Syapse, San Francisco, CA
Colden Johanson , Hu T. Huang , Danny Idryo , Ronda Broome , Matthew J. Rioth , Rayna K. Matsuno
Background: It is a challenge to identify patients with myelodysplastic syndrome (MDS) using structured data from electronic health records (EHRs). Current claims-based algorithms incorporating diagnosis codes, clinical labs, and procedures have not been validated against an expert reference standard. A machine learning-based approach was investigated to identify erythropoietin-stimulating agent (ESA)-treated, lower-risk (LR)-MDS patients from structured EHR data. Methods: A sample of 1,549 patients from the Syapse Learning Health Network (SLHN) was identified as potential ESA-treated LR-MDS patients by a team of clinicians and epidemiologists based on diagnosis and medication data from multiple health systems’ EHRs and cancer registries. Of these, 404 (25%) were confirmed as ESA-treated LR-MDS patients through a review of patient records by certified cancer registrars (CTRs). The sample was divided into training and validation sets at a ratio of 80/20, stratified by the outcome. Age, sex, diagnosis codes corresponding to MDS and chronic kidney disease, medication (ESA, luspatercept, lenalidomide), clinical lab tests (hemoglobin, absolute neutrophils, platelet, blast percentage), and evidence of bone marrow biopsy were included as the predictive variables for the models. Gradient boosting machines with a nested cross-validation scheme were adopted to build the optimal model on the training set. Model acceptance was evaluated based on precision and recall on the validation set. The optimal model was then applied to the remaining unscreened SLHN patient population. Results: The optimal model identified an additional cohort of 157 patients based on the predicted likelihood. Among these, 69 (44%) were CTR-confirmed ESA-treated LR-MDS patients, all of whom were previously missed by the initial expert-determined selection criteria, as shown in the table. Conclusions: The application of machine learning methods increased the rate of ESA-treated MDS patient identification even after the expertly-determined population was depleted. This suggests the application of machine learning models using EHR data may improve the efficiency of MDS patient identification and screening efforts for research, quality improvement, and clinical care.

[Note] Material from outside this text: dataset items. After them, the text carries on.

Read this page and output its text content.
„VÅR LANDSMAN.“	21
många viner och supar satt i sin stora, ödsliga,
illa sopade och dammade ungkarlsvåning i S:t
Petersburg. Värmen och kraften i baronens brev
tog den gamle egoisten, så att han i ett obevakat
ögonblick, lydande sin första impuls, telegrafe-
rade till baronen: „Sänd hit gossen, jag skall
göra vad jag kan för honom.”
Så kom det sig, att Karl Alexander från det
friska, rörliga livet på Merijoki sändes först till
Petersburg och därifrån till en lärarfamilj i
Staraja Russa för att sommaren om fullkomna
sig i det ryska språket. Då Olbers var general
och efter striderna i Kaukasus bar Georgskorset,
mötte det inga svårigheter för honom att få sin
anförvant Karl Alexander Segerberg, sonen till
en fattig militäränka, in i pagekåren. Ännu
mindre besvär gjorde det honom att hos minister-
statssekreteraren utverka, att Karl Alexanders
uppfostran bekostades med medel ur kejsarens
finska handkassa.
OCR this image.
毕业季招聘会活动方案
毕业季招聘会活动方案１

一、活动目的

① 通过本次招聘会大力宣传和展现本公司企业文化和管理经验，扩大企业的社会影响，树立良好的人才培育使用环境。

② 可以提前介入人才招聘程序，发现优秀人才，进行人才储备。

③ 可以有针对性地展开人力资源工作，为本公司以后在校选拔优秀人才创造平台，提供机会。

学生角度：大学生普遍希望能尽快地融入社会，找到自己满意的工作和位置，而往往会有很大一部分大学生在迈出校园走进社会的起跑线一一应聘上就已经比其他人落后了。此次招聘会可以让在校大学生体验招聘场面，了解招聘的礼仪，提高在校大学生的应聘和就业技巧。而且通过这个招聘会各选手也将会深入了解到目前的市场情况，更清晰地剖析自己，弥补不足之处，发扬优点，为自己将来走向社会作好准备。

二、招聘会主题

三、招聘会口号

Criteria | SLHN patients screened | ESA-treated MDS | |
---|---|---|---|
Expert-determined selection criteria | Two MDS diagnosis* dates ≥ 90 days apart + evidence of ESA treatment§† | 239 | 122 (51%) |
MDS Registry evidence by ICD-O-3 Histology‡ | 1,229 | 270 (22%) | |
Patients with suspected MDS based on manual review of clinician notes | 41 | 1 (2%) | |
Other small sample attempts | 40 | 6 (15%) | |
Total | 1,549 | 404 (25%) | |
Machine learning model | 157 | 69 (44%) |
*MDS ICD-10 codes: C94.6 and D46. ‡MDS ICD-O-3 Histology: 9980, 9981, 9982, 9983, 9984, 9985, 9986, 9987, 9988, 9989, 9993. §ESA treatment: darbepoetin alfa or epoetin alfa. †The first code fell within the study window of 2016-01-01 to 2019-06-30.